Fair enough, but also missing the point. It is true that for years the major internet players both practiced and advocated willful blindness to all manner of toxic content until we finally reached a breaking point. And they did this because it was profitable. Period. There was never anything principled about Google or Facebook or Twitter’s laissez-faire approach to site management. “Save the internet” was a bogus battle cry (like “Take our country back”) that was repeated across the political spectrum; and in that regard, we all have a little blood on our hands for believing it.

What we should be concerned about is the underlying fallacy (a mostly liberal one by the way) that suborns an enterprise like Parler due to a fundamentalist notion of the First Amendment—one as unconnected to constitutional principles as Ted Cruz invoking Bunker Hill to an angry, privileged, mob in 2021. Frank Pasquale writes in a must-read post:

There are at least two responses to the lies, racism, and violence at the core of the attack on the Capitol. One is to simply put faith in an unfettered marketplace of ideas, hoping that a critical mass of Trumpist Republicans will back away from the idea that elections are rigged for Democrats, that millions of false votes are cast, etc. But what the recent bans reflect is a dawning realization among technology firms that this marketplace of ideas is dysfunctional. It is not self-correcting—or at least it is not self-correcting enough to prevent a significant group of persons (with the guns and votes to cause real havoc) from acting on false beliefs that, say, the presidential election of 2020 was stolen, that COVID-19 is just a bad flu, that Democratic leaders are a cabal of child abusers, and so on.

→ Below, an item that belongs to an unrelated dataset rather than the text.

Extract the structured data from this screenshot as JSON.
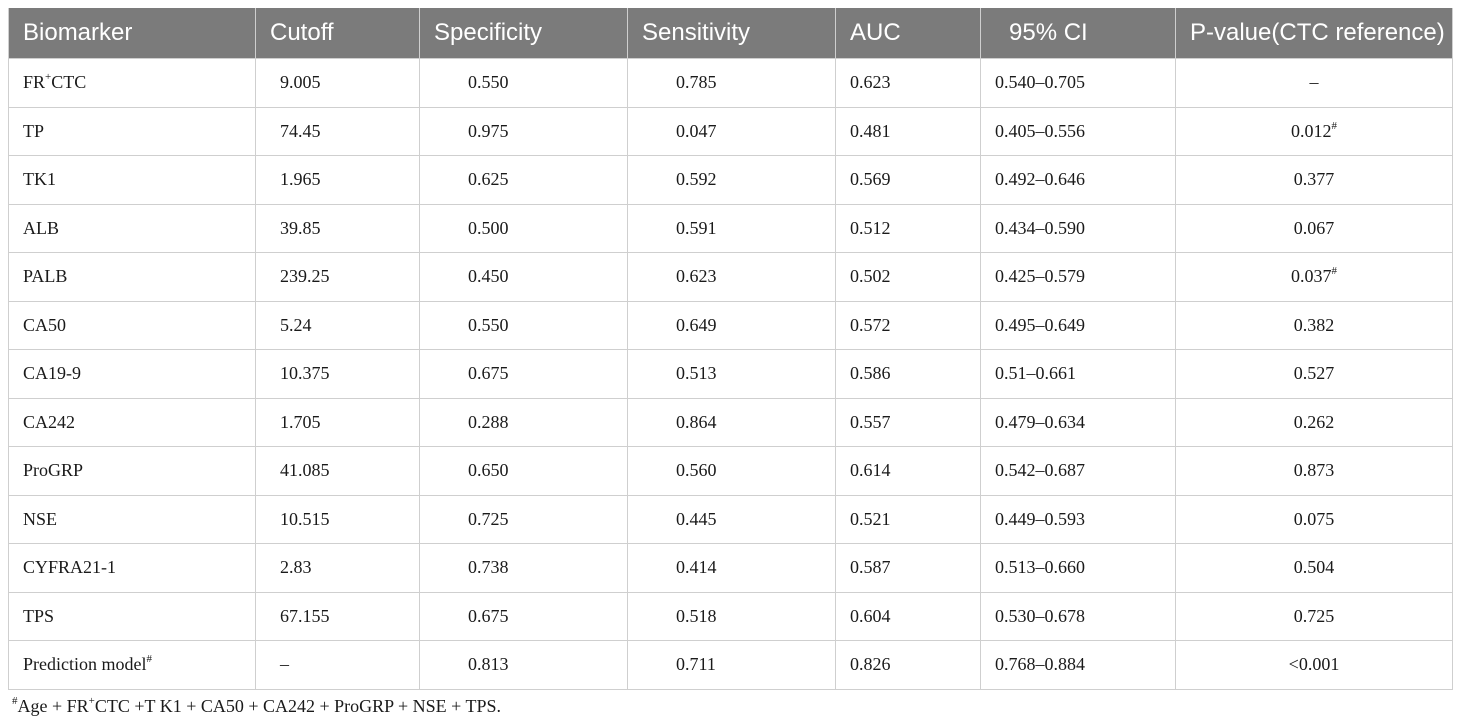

A-freakin’-men, Mr. Pasquale. The difference between Parler and Facebook might be compared to the crisis in the Republican party right now. Parler, like Trumpism, intentionally aims to exploit civilization-destroying forces for profit (and power); while Facebook, like the meekest members of the GOP, naively allowed those forces into the tent assuming they would be modified by better angels. And this was also for profit.

Sure, we can have a discussion (if a forum for discussion exists in the near future) about the amount of market control held by Facebook, Amazon, Apple, Google et al. But that should be a traditional, antitrust conversation that—unless we are truly suicidal—should reject the idea that somehow the speech right means that two plus two equals nine. Although it is no surprise that there is money to be made by launching twoplustwoisnine.com, there is absolutely nothing wrong with letting ignorance fail or with starving extremism of oxygen. We have seen the results of the opposite view, and it is the end of everything. Fuck Parler. Better they lose their shirts than we lose a whole nation.


*UPDATE: AWS filed its response on 1/12. Having read it, I would now say the TRO seems doubtful.